Submarines and Submariners - Purpose of Safety Stand Downs
Submariners like to read what PigBoatSailor (PBS) writes about subs with avid interest and great respect.
Here PBS shared his rare, personal perspective on the highly unusual and recently announced submarine fleet safety stand down. Note 1
So what then is the purpose of this stand-down? PBS asks.
As a former safety director in a high tech industry, I learned both the purpose and effectiveness of safety stand downs firsthand, and our safety record was the envy of the industry:
Stand downs are the most convincing method of communicating top leadership's commitment to safety to every level of an organization. Safety stand downs are more effective to more people than examples of poor safety outcomes, whether permamnent disabilities, loss of lives, or formal punishments.
Safety stand downs are effective because they are unmistakeably expensive in terms of their cost (time sacrificed) and missions foregone. It is obvious to everyone that such drastic measures require and have top level authorization and must command everyone's earnest attention going forward. For these reasons stand downs can be used only rarely, implying circumstances have been deteriorating and are now deemed unacceptable toward the extreme. Note 2
So how and why does a sophisticated, industrial safety techique get applied to a military organization like the submarine service? The sub fleet has shrunk, and its repair and overhaul budget is being closely monitored by unsympathetic eyes in the U.S. Congress. The readiness of crew and submarine for its next mission could be more important than it was for its prior mission. Submarine COs are accountable for more than success of the current. In WWII, underperforming COs were assigned desk duties (and they were USNA graduates)!
And, who says stand downs are an industrial technique? Recall the grounding of aircraft types after accidents with unknown causes. Also, see Note 3 for the Navy's own examples.

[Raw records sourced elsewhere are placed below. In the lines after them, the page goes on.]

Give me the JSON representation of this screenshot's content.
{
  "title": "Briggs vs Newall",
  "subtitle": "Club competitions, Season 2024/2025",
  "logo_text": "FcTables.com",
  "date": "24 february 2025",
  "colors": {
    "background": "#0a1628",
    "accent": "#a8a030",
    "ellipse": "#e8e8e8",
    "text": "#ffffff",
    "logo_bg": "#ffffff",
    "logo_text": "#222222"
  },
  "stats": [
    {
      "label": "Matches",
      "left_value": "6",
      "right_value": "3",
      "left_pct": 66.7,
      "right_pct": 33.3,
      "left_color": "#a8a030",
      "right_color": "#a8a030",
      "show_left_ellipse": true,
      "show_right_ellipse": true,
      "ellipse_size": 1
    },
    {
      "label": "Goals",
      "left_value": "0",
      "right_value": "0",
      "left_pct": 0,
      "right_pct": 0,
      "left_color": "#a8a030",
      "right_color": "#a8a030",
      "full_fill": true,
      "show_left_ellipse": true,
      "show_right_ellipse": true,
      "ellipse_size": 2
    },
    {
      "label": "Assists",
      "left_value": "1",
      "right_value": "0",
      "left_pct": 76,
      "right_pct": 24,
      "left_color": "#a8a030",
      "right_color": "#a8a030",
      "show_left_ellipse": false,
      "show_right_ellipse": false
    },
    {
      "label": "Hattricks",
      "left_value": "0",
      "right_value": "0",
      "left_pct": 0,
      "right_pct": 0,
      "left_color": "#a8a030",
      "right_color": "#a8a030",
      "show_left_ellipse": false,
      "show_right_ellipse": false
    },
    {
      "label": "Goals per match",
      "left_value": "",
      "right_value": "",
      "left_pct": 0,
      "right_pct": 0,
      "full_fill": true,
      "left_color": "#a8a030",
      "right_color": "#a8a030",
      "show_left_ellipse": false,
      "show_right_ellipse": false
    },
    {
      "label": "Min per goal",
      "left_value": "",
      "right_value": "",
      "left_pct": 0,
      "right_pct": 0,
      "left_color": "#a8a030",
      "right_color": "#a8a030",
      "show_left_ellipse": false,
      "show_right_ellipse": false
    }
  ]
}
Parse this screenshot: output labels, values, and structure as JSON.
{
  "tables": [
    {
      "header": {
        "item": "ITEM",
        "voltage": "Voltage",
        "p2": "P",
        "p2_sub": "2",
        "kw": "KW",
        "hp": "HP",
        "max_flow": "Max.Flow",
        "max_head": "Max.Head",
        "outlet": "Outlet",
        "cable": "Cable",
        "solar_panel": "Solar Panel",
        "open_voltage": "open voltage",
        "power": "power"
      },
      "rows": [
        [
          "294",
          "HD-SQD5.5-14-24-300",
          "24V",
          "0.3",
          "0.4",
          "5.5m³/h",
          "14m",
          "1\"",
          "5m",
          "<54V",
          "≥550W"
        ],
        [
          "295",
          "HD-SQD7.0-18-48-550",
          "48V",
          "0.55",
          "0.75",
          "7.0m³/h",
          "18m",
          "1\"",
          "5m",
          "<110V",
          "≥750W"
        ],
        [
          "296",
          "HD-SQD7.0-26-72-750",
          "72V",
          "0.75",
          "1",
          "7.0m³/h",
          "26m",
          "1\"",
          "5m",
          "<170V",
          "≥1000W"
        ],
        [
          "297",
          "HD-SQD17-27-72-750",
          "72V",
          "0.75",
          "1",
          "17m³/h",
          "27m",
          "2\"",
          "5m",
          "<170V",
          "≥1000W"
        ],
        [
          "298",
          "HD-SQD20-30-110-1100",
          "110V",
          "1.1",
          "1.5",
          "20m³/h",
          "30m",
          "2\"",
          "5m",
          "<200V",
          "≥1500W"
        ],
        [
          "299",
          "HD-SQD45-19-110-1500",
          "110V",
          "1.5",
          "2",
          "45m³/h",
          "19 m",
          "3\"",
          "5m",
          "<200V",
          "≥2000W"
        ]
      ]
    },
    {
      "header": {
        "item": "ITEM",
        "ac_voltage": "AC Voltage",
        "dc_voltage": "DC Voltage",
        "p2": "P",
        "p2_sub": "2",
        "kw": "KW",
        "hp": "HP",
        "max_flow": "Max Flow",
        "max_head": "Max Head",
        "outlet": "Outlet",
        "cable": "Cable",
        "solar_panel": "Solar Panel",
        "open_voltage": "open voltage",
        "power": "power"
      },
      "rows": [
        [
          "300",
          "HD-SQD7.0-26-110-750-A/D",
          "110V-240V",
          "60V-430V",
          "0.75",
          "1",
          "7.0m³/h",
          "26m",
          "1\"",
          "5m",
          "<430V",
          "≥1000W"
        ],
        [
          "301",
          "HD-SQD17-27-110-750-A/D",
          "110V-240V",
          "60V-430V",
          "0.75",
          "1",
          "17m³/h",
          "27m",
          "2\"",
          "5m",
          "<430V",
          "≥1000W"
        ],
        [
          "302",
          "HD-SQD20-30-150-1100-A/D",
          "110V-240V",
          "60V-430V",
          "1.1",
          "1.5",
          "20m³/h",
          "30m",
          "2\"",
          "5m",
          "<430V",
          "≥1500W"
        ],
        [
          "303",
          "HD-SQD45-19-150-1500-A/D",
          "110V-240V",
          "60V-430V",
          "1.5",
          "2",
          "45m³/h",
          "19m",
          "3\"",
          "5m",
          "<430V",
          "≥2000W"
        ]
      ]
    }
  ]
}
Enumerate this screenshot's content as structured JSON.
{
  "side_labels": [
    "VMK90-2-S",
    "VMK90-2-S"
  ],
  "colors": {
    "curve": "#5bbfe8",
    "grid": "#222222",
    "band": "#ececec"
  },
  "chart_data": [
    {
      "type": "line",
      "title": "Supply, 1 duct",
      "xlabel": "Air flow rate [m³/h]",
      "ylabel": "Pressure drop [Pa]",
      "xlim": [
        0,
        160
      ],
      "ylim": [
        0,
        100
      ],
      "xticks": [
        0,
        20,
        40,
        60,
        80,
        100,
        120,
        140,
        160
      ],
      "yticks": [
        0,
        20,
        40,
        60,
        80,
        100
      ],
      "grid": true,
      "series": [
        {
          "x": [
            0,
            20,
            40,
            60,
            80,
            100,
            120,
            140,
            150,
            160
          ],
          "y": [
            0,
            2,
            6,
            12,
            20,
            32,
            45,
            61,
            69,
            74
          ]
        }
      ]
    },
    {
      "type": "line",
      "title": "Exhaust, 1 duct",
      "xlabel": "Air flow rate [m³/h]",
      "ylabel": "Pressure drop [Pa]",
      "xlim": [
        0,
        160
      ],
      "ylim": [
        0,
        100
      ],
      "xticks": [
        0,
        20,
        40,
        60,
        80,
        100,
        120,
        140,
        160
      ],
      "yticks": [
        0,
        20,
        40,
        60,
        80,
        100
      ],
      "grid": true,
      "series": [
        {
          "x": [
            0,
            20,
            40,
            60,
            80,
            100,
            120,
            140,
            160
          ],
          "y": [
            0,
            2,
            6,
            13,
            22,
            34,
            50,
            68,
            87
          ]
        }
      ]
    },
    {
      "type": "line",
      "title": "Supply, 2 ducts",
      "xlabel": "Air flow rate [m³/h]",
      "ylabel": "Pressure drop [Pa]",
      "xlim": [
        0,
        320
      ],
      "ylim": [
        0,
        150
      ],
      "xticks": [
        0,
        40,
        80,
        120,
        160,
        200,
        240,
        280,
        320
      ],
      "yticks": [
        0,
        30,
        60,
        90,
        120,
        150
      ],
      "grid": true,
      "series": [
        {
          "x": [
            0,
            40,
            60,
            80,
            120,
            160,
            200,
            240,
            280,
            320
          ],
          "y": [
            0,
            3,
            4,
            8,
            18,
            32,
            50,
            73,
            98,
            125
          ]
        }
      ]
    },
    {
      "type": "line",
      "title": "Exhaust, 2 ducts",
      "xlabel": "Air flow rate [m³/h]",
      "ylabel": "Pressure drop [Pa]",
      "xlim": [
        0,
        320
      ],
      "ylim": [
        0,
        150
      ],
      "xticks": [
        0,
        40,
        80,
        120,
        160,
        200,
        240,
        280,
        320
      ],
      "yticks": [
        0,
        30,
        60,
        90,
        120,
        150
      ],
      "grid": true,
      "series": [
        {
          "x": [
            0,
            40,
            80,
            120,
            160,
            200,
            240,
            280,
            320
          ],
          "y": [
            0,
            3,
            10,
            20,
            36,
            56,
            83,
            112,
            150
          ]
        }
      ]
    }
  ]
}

1- source: Multimission-Capable Sub Readies for Full Operation
2- Iran: U.S. Sub Was Spying (ME: So what, no excuse for being in a bad position in the bottleneck; submarine COs are accountable for more than mission success - future availability of crew and vessel are also paramount).
3- Navy safety stand down (ORM) literature sampling: here and here (AFLOAT SAFETY STAND-DOWN GUIDE). ME: Notice that the fleet wide stand down is obviously much more costly and precedent setting. Submarines will still be silent and strange, and their missions are sometimes extremely hazardous. There is absosolutely no reason to make them more hazardous than is necessary. Great move, NAVY!
Submarines are always silent and strange.